斥候だからか、軽鎧に盾と剣だけの軽装備だ。当たれば倒すことができる。
「カリンとタティナは下がれ。抜けてきた敵は俺が倒す」
俺が前に出る隊形で迎え撃つ。時間を稼ぎながら戦闘を続けていると、船が港の沖まで来てくれた。
「ユヅキ、伏せなさい!」
カリンの声に砂浜に倒れ込むと、俺の頭上を無数の岩が水平方向に高速で飛んでいく。前方の騎兵や歩兵を巻き込んで、辺り一帯の森の樹木がなぎ倒される。森の中に隠れていた兵の悲鳴も聞こえてきた。

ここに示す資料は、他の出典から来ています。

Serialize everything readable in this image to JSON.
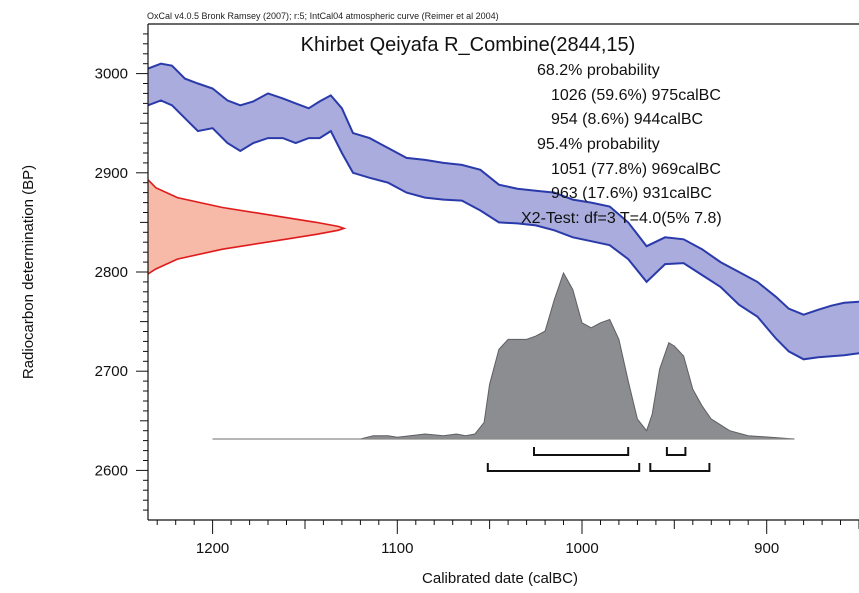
{
  "header_text": "OxCal v4.0.5 Bronk Ramsey (2007); r:5; IntCal04 atmospheric curve (Reimer et al 2004)",
  "colors": {
    "curve_fill": "#a9acdc",
    "curve_line": "#2a3aaa",
    "radiocarbon_fill": "#f7b9a8",
    "radiocarbon_line": "#e01b1b",
    "calibrated_fill": "#8c8d90",
    "calibrated_line": "#5e5f62",
    "bracket": "#111111"
  },
  "chart_data": {
    "type": "area",
    "title": "Khirbet Qeiyafa R_Combine(2844,15)",
    "annotations": [
      "68.2% probability",
      "1026 (59.6%) 975calBC",
      "954 (8.6%) 944calBC",
      "95.4% probability",
      "1051 (77.8%) 969calBC",
      "963 (17.6%) 931calBC",
      "X2-Test: df=3 T=4.0(5% 7.8)"
    ],
    "xlabel": "Calibrated date (calBC)",
    "ylabel": "Radiocarbon determination (BP)",
    "x_reversed": true,
    "xlim": [
      1235,
      850
    ],
    "ylim": [
      2550,
      3050
    ],
    "x_ticks": [
      1200,
      1100,
      1000,
      900
    ],
    "y_ticks": [
      2600,
      2700,
      2800,
      2900,
      3000
    ],
    "calibration_curve": {
      "x": [
        1235,
        1228,
        1222,
        1215,
        1208,
        1200,
        1192,
        1185,
        1178,
        1170,
        1162,
        1155,
        1148,
        1142,
        1136,
        1130,
        1124,
        1115,
        1105,
        1095,
        1085,
        1075,
        1065,
        1055,
        1045,
        1035,
        1025,
        1015,
        1005,
        995,
        985,
        975,
        965,
        955,
        945,
        935,
        925,
        915,
        905,
        895,
        888,
        880,
        872,
        865,
        858,
        850
      ],
      "upper": [
        3005,
        3010,
        3008,
        2995,
        2990,
        2985,
        2973,
        2968,
        2972,
        2980,
        2975,
        2970,
        2965,
        2972,
        2978,
        2965,
        2940,
        2935,
        2925,
        2915,
        2913,
        2910,
        2908,
        2903,
        2888,
        2884,
        2882,
        2880,
        2873,
        2870,
        2866,
        2850,
        2826,
        2835,
        2833,
        2823,
        2810,
        2800,
        2790,
        2775,
        2763,
        2757,
        2762,
        2766,
        2769,
        2770
      ],
      "lower": [
        2968,
        2973,
        2968,
        2955,
        2942,
        2945,
        2930,
        2922,
        2930,
        2935,
        2935,
        2930,
        2935,
        2935,
        2942,
        2920,
        2900,
        2895,
        2890,
        2880,
        2875,
        2873,
        2872,
        2862,
        2850,
        2849,
        2847,
        2842,
        2835,
        2831,
        2827,
        2813,
        2790,
        2808,
        2809,
        2797,
        2785,
        2767,
        2755,
        2733,
        2720,
        2712,
        2714,
        2715,
        2716,
        2718
      ]
    },
    "radiocarbon_distribution": {
      "y": [
        2893,
        2885,
        2875,
        2865,
        2855,
        2850,
        2846,
        2844,
        2842,
        2838,
        2833,
        2823,
        2813,
        2803,
        2798
      ],
      "density": [
        0,
        0.04,
        0.15,
        0.38,
        0.7,
        0.86,
        0.97,
        1.0,
        0.97,
        0.86,
        0.7,
        0.38,
        0.15,
        0.04,
        0
      ]
    },
    "calibrated_distribution": {
      "x": [
        1200,
        1120,
        1113,
        1105,
        1100,
        1093,
        1085,
        1075,
        1068,
        1063,
        1058,
        1053,
        1050,
        1045,
        1040,
        1035,
        1030,
        1025,
        1020,
        1015,
        1010,
        1005,
        1000,
        995,
        990,
        985,
        980,
        975,
        970,
        965,
        962,
        958,
        953,
        950,
        945,
        940,
        935,
        930,
        920,
        910,
        885
      ],
      "density": [
        0,
        0,
        0.02,
        0.02,
        0.01,
        0.02,
        0.03,
        0.02,
        0.03,
        0.02,
        0.03,
        0.1,
        0.33,
        0.54,
        0.6,
        0.6,
        0.6,
        0.62,
        0.65,
        0.84,
        1.0,
        0.9,
        0.7,
        0.67,
        0.7,
        0.72,
        0.6,
        0.35,
        0.12,
        0.05,
        0.15,
        0.42,
        0.58,
        0.56,
        0.5,
        0.3,
        0.2,
        0.12,
        0.05,
        0.02,
        0
      ]
    },
    "ranges_68": [
      [
        1026,
        975
      ],
      [
        954,
        944
      ]
    ],
    "ranges_95": [
      [
        1051,
        969
      ],
      [
        963,
        931
      ]
    ]
  }
}
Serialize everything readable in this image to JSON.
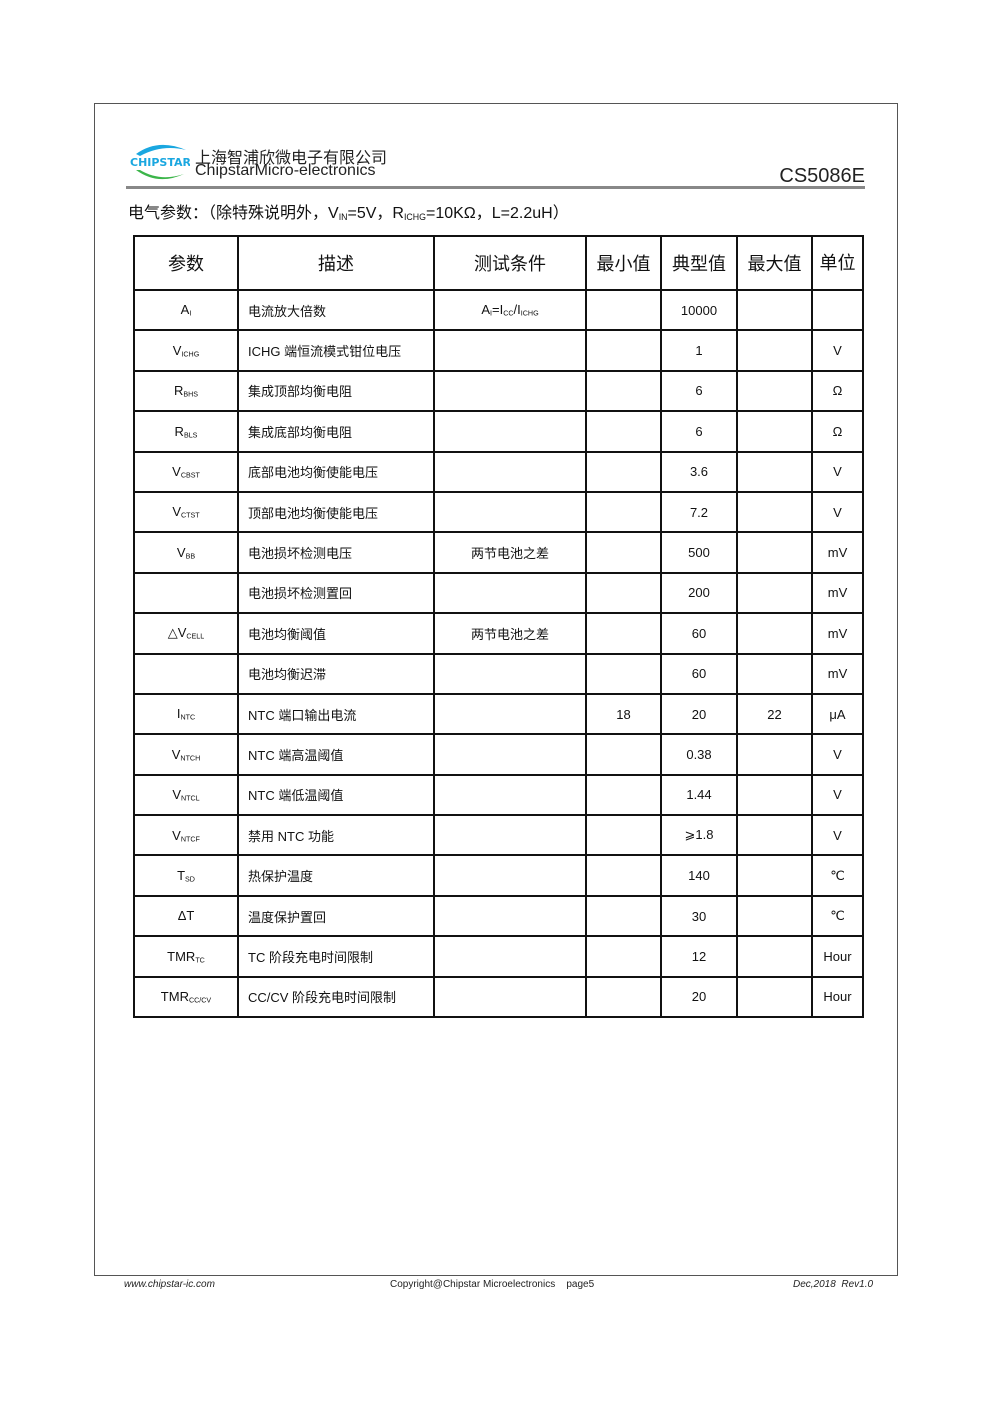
{
  "header": {
    "logo_text": "CHIPSTAR",
    "company_cn": "上海智浦欣微电子有限公司",
    "company_en": "ChipstarMicro-electronics",
    "model": "CS5086E"
  },
  "subtitle": {
    "prefix": "电气参数：（除特殊说明外，V",
    "vin_sub": "IN",
    "mid": "=5V，R",
    "r_sub": "ICHG",
    "suffix": "=10KΩ，L=2.2uH）"
  },
  "table": {
    "headers": [
      "参数",
      "描述",
      "测试条件",
      "最小值",
      "典型值",
      "最大值",
      "单位"
    ],
    "rows": [
      {
        "param": "A",
        "sub": "I",
        "desc": "电流放大倍数",
        "cond": "A_I=I_CC/I_ICHG",
        "min": "",
        "typ": "10000",
        "max": "",
        "unit": ""
      },
      {
        "param": "V",
        "sub": "ICHG",
        "desc": "ICHG 端恒流模式钳位电压",
        "cond": "",
        "min": "",
        "typ": "1",
        "max": "",
        "unit": "V"
      },
      {
        "param": "R",
        "sub": "BHS",
        "desc": "集成顶部均衡电阻",
        "cond": "",
        "min": "",
        "typ": "6",
        "max": "",
        "unit": "Ω"
      },
      {
        "param": "R",
        "sub": "BLS",
        "desc": "集成底部均衡电阻",
        "cond": "",
        "min": "",
        "typ": "6",
        "max": "",
        "unit": "Ω"
      },
      {
        "param": "V",
        "sub": "CBST",
        "desc": "底部电池均衡使能电压",
        "cond": "",
        "min": "",
        "typ": "3.6",
        "max": "",
        "unit": "V"
      },
      {
        "param": "V",
        "sub": "CTST",
        "desc": "顶部电池均衡使能电压",
        "cond": "",
        "min": "",
        "typ": "7.2",
        "max": "",
        "unit": "V"
      },
      {
        "param": "V",
        "sub": "BB",
        "desc": "电池损坏检测电压",
        "cond": "两节电池之差",
        "min": "",
        "typ": "500",
        "max": "",
        "unit": "mV"
      },
      {
        "param": "",
        "sub": "",
        "desc": "电池损坏检测置回",
        "cond": "",
        "min": "",
        "typ": "200",
        "max": "",
        "unit": "mV"
      },
      {
        "param": "△V",
        "sub": "CELL",
        "desc": "电池均衡阈值",
        "cond": "两节电池之差",
        "min": "",
        "typ": "60",
        "max": "",
        "unit": "mV"
      },
      {
        "param": "",
        "sub": "",
        "desc": "电池均衡迟滞",
        "cond": "",
        "min": "",
        "typ": "60",
        "max": "",
        "unit": "mV"
      },
      {
        "param": "I",
        "sub": "NTC",
        "desc": "NTC 端口输出电流",
        "cond": "",
        "min": "18",
        "typ": "20",
        "max": "22",
        "unit": "μA"
      },
      {
        "param": "V",
        "sub": "NTCH",
        "desc": "NTC 端高温阈值",
        "cond": "",
        "min": "",
        "typ": "0.38",
        "max": "",
        "unit": "V"
      },
      {
        "param": "V",
        "sub": "NTCL",
        "desc": "NTC 端低温阈值",
        "cond": "",
        "min": "",
        "typ": "1.44",
        "max": "",
        "unit": "V"
      },
      {
        "param": "V",
        "sub": "NTCF",
        "desc": "禁用 NTC 功能",
        "cond": "",
        "min": "",
        "typ": "⩾1.8",
        "max": "",
        "unit": "V"
      },
      {
        "param": "T",
        "sub": "SD",
        "desc": "热保护温度",
        "cond": "",
        "min": "",
        "typ": "140",
        "max": "",
        "unit": "℃"
      },
      {
        "param": "ΔT",
        "sub": "",
        "desc": "温度保护置回",
        "cond": "",
        "min": "",
        "typ": "30",
        "max": "",
        "unit": "℃"
      },
      {
        "param": "TMR",
        "sub": "TC",
        "desc": "TC 阶段充电时间限制",
        "cond": "",
        "min": "",
        "typ": "12",
        "max": "",
        "unit": "Hour"
      },
      {
        "param": "TMR",
        "sub": "CC/CV",
        "desc": "CC/CV 阶段充电时间限制",
        "cond": "",
        "min": "",
        "typ": "20",
        "max": "",
        "unit": "Hour"
      }
    ]
  },
  "footer": {
    "website": "www.chipstar-ic.com",
    "copyright": "Copyright@Chipstar Microelectronics    page5",
    "revision": "Dec,2018  Rev1.0"
  },
  "colors": {
    "logo_blue": "#1aa7e0",
    "logo_green": "#3cb54a"
  }
}
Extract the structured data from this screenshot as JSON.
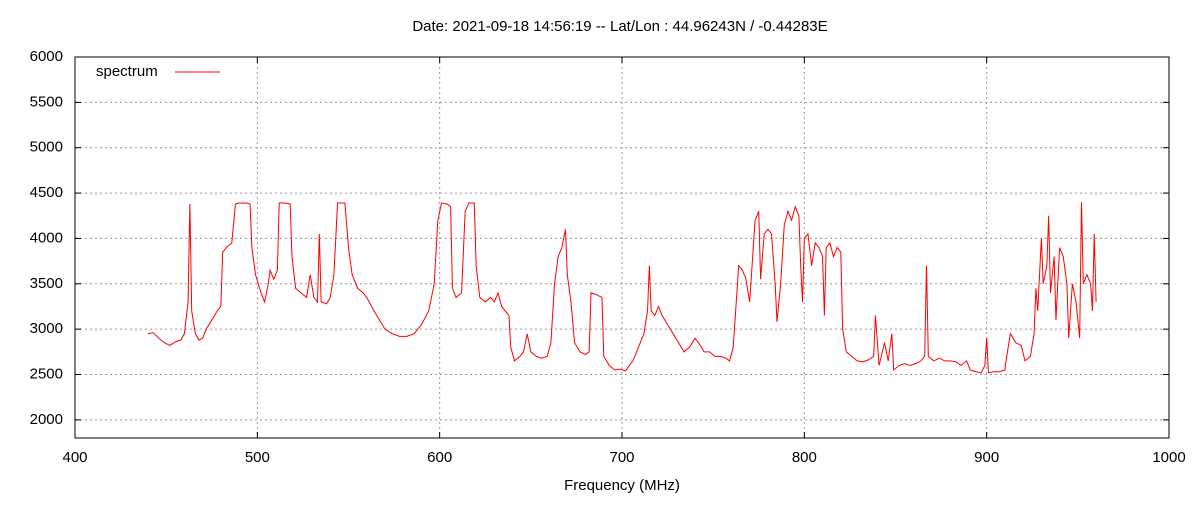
{
  "chart_data": {
    "type": "line",
    "title": "Date: 2021-09-18 14:56:19  --  Lat/Lon : 44.96243N / -0.44283E",
    "xlabel": "Frequency (MHz)",
    "xlim": [
      400,
      1000
    ],
    "xticks": [
      400,
      500,
      600,
      700,
      800,
      900,
      1000
    ],
    "ylim": [
      1800,
      6000
    ],
    "yticks": [
      2000,
      2500,
      3000,
      3500,
      4000,
      4500,
      5000,
      5500,
      6000
    ],
    "grid": true,
    "legend": "top-left",
    "x": [
      440,
      443,
      446,
      449,
      452,
      455,
      458,
      460,
      462,
      463,
      464,
      466,
      468,
      470,
      472,
      475,
      478,
      480,
      481,
      483,
      486,
      488,
      490,
      494,
      496,
      497,
      499,
      502,
      504,
      506,
      507,
      509,
      511,
      512,
      515,
      518,
      519,
      521,
      524,
      527,
      529,
      531,
      533,
      534,
      535,
      538,
      540,
      542,
      544,
      548,
      550,
      552,
      555,
      558,
      560,
      564,
      567,
      570,
      574,
      578,
      582,
      586,
      590,
      594,
      597,
      599,
      601,
      604,
      606,
      607,
      609,
      612,
      614,
      616,
      619,
      620,
      622,
      625,
      628,
      630,
      632,
      634,
      636,
      638,
      639,
      641,
      644,
      646,
      648,
      650,
      653,
      656,
      659,
      661,
      663,
      665,
      667,
      669,
      670,
      672,
      674,
      677,
      680,
      682,
      683,
      686,
      689,
      690,
      693,
      696,
      699,
      702,
      704,
      706,
      709,
      712,
      714,
      715,
      716,
      718,
      720,
      722,
      725,
      728,
      731,
      734,
      737,
      740,
      742,
      745,
      748,
      751,
      754,
      757,
      759,
      761,
      763,
      764,
      766,
      768,
      770,
      771,
      773,
      775,
      776,
      778,
      780,
      782,
      784,
      785,
      787,
      789,
      791,
      793,
      795,
      797,
      798,
      799,
      800,
      802,
      804,
      806,
      808,
      810,
      811,
      812,
      814,
      816,
      818,
      820,
      821,
      823,
      826,
      829,
      832,
      835,
      838,
      839,
      841,
      844,
      846,
      848,
      849,
      852,
      855,
      858,
      861,
      864,
      866,
      867,
      868,
      871,
      874,
      877,
      880,
      883,
      886,
      889,
      891,
      894,
      897,
      899,
      900,
      901,
      904,
      907,
      910,
      911,
      913,
      916,
      919,
      921,
      924,
      926,
      927,
      928,
      930,
      931,
      933,
      934,
      935,
      937,
      938,
      940,
      942,
      944,
      945,
      947,
      949,
      951,
      952,
      953,
      955,
      957,
      958,
      959,
      960
    ],
    "series": [
      {
        "name": "spectrum",
        "color": "#ff0000",
        "values": [
          2950,
          2960,
          2900,
          2850,
          2820,
          2860,
          2880,
          2950,
          3300,
          4380,
          3200,
          2950,
          2880,
          2900,
          3000,
          3100,
          3200,
          3250,
          3850,
          3900,
          3950,
          4380,
          4390,
          4390,
          4380,
          3900,
          3600,
          3400,
          3300,
          3500,
          3650,
          3550,
          3650,
          4390,
          4390,
          4380,
          3800,
          3450,
          3400,
          3350,
          3600,
          3350,
          3300,
          4050,
          3300,
          3280,
          3350,
          3600,
          4390,
          4390,
          3900,
          3600,
          3450,
          3400,
          3350,
          3200,
          3100,
          3000,
          2950,
          2920,
          2920,
          2950,
          3050,
          3200,
          3500,
          4200,
          4390,
          4380,
          4350,
          3450,
          3350,
          3400,
          4300,
          4390,
          4390,
          3700,
          3350,
          3300,
          3350,
          3300,
          3400,
          3250,
          3200,
          3150,
          2800,
          2650,
          2700,
          2750,
          2950,
          2750,
          2700,
          2680,
          2700,
          2850,
          3500,
          3800,
          3900,
          4100,
          3600,
          3300,
          2850,
          2750,
          2720,
          2750,
          3400,
          3380,
          3350,
          2700,
          2600,
          2550,
          2560,
          2540,
          2600,
          2650,
          2800,
          2950,
          3200,
          3700,
          3200,
          3150,
          3250,
          3150,
          3050,
          2950,
          2850,
          2750,
          2800,
          2900,
          2850,
          2750,
          2750,
          2700,
          2700,
          2680,
          2650,
          2800,
          3400,
          3700,
          3650,
          3550,
          3300,
          3600,
          4200,
          4300,
          3550,
          4050,
          4100,
          4050,
          3500,
          3080,
          3500,
          4150,
          4300,
          4200,
          4350,
          4250,
          3700,
          3300,
          4000,
          4050,
          3700,
          3950,
          3900,
          3800,
          3150,
          3900,
          3950,
          3800,
          3900,
          3850,
          3000,
          2750,
          2700,
          2650,
          2640,
          2660,
          2700,
          3150,
          2600,
          2850,
          2650,
          2950,
          2550,
          2600,
          2620,
          2600,
          2620,
          2650,
          2700,
          3700,
          2700,
          2650,
          2680,
          2650,
          2650,
          2640,
          2600,
          2650,
          2550,
          2530,
          2520,
          2600,
          2900,
          2520,
          2530,
          2530,
          2550,
          2700,
          2950,
          2850,
          2820,
          2650,
          2700,
          2950,
          3450,
          3200,
          4000,
          3500,
          3700,
          4250,
          3400,
          3800,
          3100,
          3900,
          3800,
          3500,
          2900,
          3500,
          3300,
          2900,
          4400,
          3500,
          3600,
          3500,
          3200,
          4050,
          3300
        ]
      }
    ]
  }
}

よし、今だ。後方に向かって高速移動で走り出す。波打ち際にはカリンが待っていてくれて、そこからは手を引いてもらい風の靴で海上を走り船へと向かう。
海洋族の人達だろうか、船から海に飛び込んだのが見えた。先に沖に出ていた筏を引っ張って船の方に寄せている。
海洋族の人が俺達の近くにも泳いできてくれた。
「あんた達すごいな。海の上を走るなんて」
「もうここまでくれば大丈夫だな」
「ああ、ここからは俺達海洋族の領域だ」
一緒に船へと向かい、無事全員が船に乗り込むことができた。よし、これで人族の国へと行くことができるぞ。